Une robe blanche suffit-elle à racheter les souffrances du monde ? S’interroge Nathalie Léger qui signe là un livre qui interroge notre responsabilité personnelle, le sens de l’art et le poids de nos actes.
Extraits
Pages 43-44 : « Il y a des dons qui sont faits d’une main faible, un peu molle, comme pour affaiblir le geste trop puissant du cadeau. D’autres qui sont faits avec brutalité, avec arrogance, c’est à cause de la gêne, ce n’est pas facile de donner, la gratitude de celui qui reçoit est encombrante. Et d’autres sont faits sans qu’on s’en aperçoive, quelque chose est donné en passant, et on ne le sait pas, on met longtemps à le savoir. Cette femme apparaissant sur les routes, entre les voitures, au détour d’une rue dans sa robe sale, c’était peut-être ça, l’offrande gracieuse d’on ne sait quoi, une apparition dégagée de toute causalité, un geste fait pour rien.

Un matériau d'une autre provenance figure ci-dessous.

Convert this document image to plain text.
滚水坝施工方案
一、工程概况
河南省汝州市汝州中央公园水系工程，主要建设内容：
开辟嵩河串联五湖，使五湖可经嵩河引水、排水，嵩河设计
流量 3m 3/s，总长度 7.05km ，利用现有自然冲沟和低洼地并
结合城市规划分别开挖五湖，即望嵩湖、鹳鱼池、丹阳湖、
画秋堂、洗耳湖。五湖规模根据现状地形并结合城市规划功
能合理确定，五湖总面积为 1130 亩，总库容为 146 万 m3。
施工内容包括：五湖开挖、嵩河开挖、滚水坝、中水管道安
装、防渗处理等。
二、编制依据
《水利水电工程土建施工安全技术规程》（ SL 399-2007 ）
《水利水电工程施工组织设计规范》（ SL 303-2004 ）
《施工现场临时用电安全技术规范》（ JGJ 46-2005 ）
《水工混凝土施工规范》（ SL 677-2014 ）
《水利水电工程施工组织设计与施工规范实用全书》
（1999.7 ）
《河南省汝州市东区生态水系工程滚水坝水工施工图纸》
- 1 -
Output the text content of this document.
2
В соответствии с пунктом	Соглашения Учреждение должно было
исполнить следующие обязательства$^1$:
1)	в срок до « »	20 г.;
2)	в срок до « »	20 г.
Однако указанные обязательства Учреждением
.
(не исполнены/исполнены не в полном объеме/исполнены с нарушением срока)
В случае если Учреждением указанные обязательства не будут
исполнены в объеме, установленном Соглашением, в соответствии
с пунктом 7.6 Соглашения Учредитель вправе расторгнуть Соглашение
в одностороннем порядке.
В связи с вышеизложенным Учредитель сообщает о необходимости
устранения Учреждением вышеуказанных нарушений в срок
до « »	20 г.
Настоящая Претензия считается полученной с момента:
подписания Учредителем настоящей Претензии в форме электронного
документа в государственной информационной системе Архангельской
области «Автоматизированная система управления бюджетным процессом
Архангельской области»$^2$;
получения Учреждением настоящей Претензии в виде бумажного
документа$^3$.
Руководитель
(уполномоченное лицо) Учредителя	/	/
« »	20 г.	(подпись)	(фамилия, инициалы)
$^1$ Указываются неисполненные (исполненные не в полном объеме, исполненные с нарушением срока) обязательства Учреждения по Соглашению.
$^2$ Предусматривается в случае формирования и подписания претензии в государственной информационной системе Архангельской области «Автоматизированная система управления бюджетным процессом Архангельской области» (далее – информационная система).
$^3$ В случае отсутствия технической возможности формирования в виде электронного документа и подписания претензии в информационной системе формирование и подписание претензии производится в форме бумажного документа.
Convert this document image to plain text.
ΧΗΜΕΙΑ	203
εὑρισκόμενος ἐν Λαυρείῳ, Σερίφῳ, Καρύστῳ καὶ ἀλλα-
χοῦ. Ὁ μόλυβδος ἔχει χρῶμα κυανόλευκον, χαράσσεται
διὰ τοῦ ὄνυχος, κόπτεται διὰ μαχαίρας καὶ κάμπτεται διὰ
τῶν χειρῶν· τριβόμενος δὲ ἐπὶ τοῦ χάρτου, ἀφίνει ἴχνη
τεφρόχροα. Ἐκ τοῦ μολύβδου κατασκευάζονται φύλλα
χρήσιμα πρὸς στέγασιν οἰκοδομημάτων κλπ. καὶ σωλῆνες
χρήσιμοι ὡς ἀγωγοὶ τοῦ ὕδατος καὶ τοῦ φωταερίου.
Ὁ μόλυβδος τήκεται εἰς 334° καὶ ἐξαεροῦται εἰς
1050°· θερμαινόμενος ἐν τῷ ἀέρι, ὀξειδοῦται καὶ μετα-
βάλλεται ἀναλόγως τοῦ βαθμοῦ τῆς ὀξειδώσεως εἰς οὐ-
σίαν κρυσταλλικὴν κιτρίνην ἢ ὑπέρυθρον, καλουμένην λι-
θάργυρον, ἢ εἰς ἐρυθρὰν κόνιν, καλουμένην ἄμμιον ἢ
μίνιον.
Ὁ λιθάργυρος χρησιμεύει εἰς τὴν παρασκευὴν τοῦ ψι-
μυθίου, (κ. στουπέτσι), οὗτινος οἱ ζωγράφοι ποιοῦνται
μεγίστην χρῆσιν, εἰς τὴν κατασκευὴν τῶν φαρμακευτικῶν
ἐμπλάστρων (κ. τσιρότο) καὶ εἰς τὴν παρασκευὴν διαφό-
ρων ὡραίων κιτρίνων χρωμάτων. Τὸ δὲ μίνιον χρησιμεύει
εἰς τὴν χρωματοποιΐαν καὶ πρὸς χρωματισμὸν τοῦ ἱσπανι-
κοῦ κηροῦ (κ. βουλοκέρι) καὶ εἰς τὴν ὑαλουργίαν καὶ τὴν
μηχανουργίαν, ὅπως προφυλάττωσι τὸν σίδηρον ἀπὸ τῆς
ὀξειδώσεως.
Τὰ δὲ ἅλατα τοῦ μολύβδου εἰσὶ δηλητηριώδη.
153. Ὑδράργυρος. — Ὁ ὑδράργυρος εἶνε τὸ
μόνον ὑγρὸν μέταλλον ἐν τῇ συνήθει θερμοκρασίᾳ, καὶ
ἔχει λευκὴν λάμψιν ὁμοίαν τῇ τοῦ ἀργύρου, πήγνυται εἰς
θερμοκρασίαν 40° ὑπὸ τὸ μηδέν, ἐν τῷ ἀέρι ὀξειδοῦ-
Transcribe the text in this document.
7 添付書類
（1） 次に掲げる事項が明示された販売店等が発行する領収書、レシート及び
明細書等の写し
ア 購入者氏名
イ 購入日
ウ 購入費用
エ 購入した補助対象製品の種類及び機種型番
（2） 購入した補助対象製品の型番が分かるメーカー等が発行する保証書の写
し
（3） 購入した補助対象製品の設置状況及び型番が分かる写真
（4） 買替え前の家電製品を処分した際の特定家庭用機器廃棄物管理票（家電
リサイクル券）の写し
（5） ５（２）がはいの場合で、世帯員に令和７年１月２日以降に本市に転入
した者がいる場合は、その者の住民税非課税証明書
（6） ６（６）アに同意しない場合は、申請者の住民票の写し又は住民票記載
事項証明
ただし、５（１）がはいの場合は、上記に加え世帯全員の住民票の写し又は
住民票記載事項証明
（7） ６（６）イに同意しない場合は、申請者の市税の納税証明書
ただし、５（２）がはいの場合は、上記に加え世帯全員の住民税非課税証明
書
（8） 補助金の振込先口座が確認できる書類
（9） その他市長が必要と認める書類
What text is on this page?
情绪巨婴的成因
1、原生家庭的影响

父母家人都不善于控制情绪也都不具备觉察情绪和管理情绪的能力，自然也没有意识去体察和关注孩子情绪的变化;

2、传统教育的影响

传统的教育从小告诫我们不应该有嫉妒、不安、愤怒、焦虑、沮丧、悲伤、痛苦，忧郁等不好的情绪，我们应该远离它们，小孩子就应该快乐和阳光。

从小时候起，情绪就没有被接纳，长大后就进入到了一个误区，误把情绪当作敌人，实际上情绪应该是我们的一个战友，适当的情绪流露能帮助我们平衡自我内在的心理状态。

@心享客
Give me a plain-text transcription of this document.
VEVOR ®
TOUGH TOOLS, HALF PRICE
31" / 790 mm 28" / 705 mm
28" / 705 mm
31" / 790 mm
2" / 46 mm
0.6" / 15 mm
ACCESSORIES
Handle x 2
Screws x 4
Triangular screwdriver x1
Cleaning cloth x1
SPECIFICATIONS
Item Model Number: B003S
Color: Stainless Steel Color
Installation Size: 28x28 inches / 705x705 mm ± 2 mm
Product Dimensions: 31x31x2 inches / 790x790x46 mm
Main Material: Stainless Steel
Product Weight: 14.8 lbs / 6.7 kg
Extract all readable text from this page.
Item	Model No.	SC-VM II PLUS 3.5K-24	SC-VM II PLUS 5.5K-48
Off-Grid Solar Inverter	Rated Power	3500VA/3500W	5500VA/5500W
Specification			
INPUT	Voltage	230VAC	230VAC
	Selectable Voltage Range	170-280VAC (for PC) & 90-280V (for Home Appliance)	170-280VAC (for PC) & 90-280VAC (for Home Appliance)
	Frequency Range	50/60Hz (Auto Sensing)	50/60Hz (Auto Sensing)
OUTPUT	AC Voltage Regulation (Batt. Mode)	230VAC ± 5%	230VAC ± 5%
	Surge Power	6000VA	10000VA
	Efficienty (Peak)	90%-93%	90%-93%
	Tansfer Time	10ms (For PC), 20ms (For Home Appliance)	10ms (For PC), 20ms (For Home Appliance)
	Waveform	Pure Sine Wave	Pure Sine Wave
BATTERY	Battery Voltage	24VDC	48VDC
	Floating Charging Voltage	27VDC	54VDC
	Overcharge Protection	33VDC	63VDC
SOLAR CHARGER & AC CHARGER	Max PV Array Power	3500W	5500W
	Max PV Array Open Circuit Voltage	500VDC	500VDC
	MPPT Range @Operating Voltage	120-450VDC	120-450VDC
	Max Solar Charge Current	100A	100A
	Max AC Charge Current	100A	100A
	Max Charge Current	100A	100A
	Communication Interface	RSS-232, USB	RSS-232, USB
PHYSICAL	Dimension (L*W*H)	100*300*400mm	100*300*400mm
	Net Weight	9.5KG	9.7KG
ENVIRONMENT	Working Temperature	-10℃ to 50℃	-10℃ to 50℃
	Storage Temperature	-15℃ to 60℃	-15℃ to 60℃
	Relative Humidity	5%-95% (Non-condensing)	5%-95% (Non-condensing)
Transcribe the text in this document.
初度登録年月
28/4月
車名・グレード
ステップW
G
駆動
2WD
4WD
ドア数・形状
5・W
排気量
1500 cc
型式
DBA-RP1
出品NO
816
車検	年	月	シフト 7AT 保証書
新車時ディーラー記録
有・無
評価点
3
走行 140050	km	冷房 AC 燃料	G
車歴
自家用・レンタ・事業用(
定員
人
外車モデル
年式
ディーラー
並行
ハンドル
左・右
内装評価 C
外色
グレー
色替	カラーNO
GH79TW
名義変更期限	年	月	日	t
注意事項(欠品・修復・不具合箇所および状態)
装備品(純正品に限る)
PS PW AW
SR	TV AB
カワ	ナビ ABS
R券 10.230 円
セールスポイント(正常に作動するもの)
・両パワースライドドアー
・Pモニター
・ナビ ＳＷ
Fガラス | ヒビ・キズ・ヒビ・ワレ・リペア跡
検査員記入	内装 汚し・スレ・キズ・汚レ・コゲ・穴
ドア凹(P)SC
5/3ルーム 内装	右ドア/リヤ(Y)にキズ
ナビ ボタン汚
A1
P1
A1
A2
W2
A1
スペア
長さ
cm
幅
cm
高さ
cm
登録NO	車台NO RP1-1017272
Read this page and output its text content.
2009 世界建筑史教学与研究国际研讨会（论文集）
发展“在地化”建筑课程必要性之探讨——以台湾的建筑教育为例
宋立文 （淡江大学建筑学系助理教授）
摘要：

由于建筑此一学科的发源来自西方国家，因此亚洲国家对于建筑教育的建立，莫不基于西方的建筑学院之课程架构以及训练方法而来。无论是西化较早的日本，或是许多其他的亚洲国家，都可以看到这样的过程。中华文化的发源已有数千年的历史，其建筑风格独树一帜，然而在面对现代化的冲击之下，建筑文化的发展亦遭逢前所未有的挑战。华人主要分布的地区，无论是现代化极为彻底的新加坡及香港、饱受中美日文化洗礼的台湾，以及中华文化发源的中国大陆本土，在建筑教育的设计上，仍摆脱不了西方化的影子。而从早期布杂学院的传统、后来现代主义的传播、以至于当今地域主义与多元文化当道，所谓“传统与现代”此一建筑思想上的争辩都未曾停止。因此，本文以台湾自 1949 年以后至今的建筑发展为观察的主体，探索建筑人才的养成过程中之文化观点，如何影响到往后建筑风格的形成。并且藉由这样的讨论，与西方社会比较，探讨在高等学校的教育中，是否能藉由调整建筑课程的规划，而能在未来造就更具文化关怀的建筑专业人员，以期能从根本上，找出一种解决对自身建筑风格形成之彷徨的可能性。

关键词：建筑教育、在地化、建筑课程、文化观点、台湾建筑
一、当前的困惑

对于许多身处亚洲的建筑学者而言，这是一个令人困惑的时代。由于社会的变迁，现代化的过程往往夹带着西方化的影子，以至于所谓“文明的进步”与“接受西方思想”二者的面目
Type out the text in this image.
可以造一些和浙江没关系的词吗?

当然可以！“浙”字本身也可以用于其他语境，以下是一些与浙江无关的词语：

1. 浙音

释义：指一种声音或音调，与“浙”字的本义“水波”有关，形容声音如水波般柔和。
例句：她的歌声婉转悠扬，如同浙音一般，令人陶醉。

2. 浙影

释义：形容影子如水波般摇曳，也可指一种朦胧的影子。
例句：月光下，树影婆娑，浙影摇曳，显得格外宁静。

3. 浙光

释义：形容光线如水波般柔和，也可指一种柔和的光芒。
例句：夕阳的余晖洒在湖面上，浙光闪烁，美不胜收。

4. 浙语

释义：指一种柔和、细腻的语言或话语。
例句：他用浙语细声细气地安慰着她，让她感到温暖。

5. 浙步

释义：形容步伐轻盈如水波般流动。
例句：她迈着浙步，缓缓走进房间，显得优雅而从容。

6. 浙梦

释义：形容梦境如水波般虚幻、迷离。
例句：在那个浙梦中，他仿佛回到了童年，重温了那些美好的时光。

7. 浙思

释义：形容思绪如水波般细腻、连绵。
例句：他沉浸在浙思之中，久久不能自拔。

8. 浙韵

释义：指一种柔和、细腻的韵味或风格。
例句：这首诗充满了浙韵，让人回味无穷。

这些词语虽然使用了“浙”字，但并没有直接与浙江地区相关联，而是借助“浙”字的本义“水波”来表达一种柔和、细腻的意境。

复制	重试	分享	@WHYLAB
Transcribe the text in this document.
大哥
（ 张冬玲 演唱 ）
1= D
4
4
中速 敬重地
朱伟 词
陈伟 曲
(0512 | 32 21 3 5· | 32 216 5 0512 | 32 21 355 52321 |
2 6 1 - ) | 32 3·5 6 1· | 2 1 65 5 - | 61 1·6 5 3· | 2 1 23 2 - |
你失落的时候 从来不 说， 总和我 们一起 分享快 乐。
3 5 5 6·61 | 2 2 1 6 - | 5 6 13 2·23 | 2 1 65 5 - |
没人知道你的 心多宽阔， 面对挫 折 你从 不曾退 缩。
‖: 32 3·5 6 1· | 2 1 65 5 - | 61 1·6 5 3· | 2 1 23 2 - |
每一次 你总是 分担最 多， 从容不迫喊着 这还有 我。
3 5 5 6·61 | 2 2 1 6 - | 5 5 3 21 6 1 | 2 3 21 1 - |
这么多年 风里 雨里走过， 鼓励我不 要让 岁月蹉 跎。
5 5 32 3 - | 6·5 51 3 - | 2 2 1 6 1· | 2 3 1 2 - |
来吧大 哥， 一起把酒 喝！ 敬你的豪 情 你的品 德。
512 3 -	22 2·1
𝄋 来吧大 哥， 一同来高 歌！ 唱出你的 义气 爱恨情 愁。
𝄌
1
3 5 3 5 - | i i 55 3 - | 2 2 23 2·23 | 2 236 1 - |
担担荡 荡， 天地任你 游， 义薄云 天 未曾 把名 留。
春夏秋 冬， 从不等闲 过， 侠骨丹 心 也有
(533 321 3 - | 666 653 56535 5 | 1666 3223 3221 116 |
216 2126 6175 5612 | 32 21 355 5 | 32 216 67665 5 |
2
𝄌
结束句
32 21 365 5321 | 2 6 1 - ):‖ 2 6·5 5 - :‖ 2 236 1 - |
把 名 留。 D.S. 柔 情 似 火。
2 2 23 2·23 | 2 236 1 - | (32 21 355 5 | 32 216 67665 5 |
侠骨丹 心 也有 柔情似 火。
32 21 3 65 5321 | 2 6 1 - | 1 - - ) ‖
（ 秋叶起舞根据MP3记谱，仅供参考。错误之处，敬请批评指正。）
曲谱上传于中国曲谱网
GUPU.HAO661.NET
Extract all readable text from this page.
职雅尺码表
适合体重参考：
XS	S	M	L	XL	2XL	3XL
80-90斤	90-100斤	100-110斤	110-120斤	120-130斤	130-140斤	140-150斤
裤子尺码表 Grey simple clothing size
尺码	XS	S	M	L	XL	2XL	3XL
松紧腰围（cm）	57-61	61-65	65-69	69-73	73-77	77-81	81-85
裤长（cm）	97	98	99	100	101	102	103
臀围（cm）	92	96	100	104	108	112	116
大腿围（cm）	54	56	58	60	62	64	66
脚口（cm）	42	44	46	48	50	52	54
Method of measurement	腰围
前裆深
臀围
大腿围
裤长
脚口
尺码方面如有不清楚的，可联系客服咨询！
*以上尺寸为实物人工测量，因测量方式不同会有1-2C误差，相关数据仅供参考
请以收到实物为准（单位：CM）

Sur les images qui restent de ce voyage, on la voit souvent nimbée de lumière : c’est le blanc de l’énorme robe en contre-jour, c’est toute l’intention de son voyage, une nuée idéaliste, le désir de réparer, le désir de répandre le bien, non pas le bien lui-même, mais son idée – et il n’est pas certain que cela soit suffisant, et il est même certain que cela soit tout à fait insuffisant, mais il se peut inversement que le bien ne puisse être rien d’autre qu’une idée, et il se peut que cette idée compte, il se peut qu’il ne soit pas toujours nécessaire que les faits viennent confirmer une idée pour qu’elle soit juste, et il se peut aussi le contraire. »
Page 73 : « C’était un geste, un vrai, un grand, longuement préparé, soigneusement pensé, animé par une sourde révolte devant l’intolérable, guidé par un candide besoin de rédemption. Mais comment s’empêcher de penser que dans les plis de sa lourde robe il y a comme une forme inanimée, celle d’un désir soigneusement enseveli, quelque chose de déjà mort ? Car la blancheur redoutable de ces noces avec elle-même ressemble à celle des suaires, de l’effacement, du vide ».
Pages 120-121 : « Il faut continuer à écrire, le plus difficile reste à faire, je t’avais prévenue l’ordinaire de la douleur, le dépôt scrupuleux de la plainte, rien de grandiose, rien de tragique, pas d’héroïne, pas de triomphe, dit ma mère, vas-y, il ne s’agit que de réparer, et sa voix m’encourage avec lassitude tandis qu’elle pose délicatement le dossier sur mon ventre, je le sens à travers la couverture sous laquelle je suis enfouie depuis des jours, puis elle s’éloigne. Alors je crie que je ne veux pas, que j’ai déjà écrit, que je n’ai pas cessé dans mes livres de parler d’elle, que ça suffit, je crie qu’il faut qu’elle arrête de mettre sa vie dans ce dossier et ce dossier dans la mienne, je crie que ce n’est pas à moi de rendre justice pour elle, que sa cause est minable, que je veux retourner à mon sujet […] »
« La robe blanche », Nathalie Léger, P.O.L., 16 euros.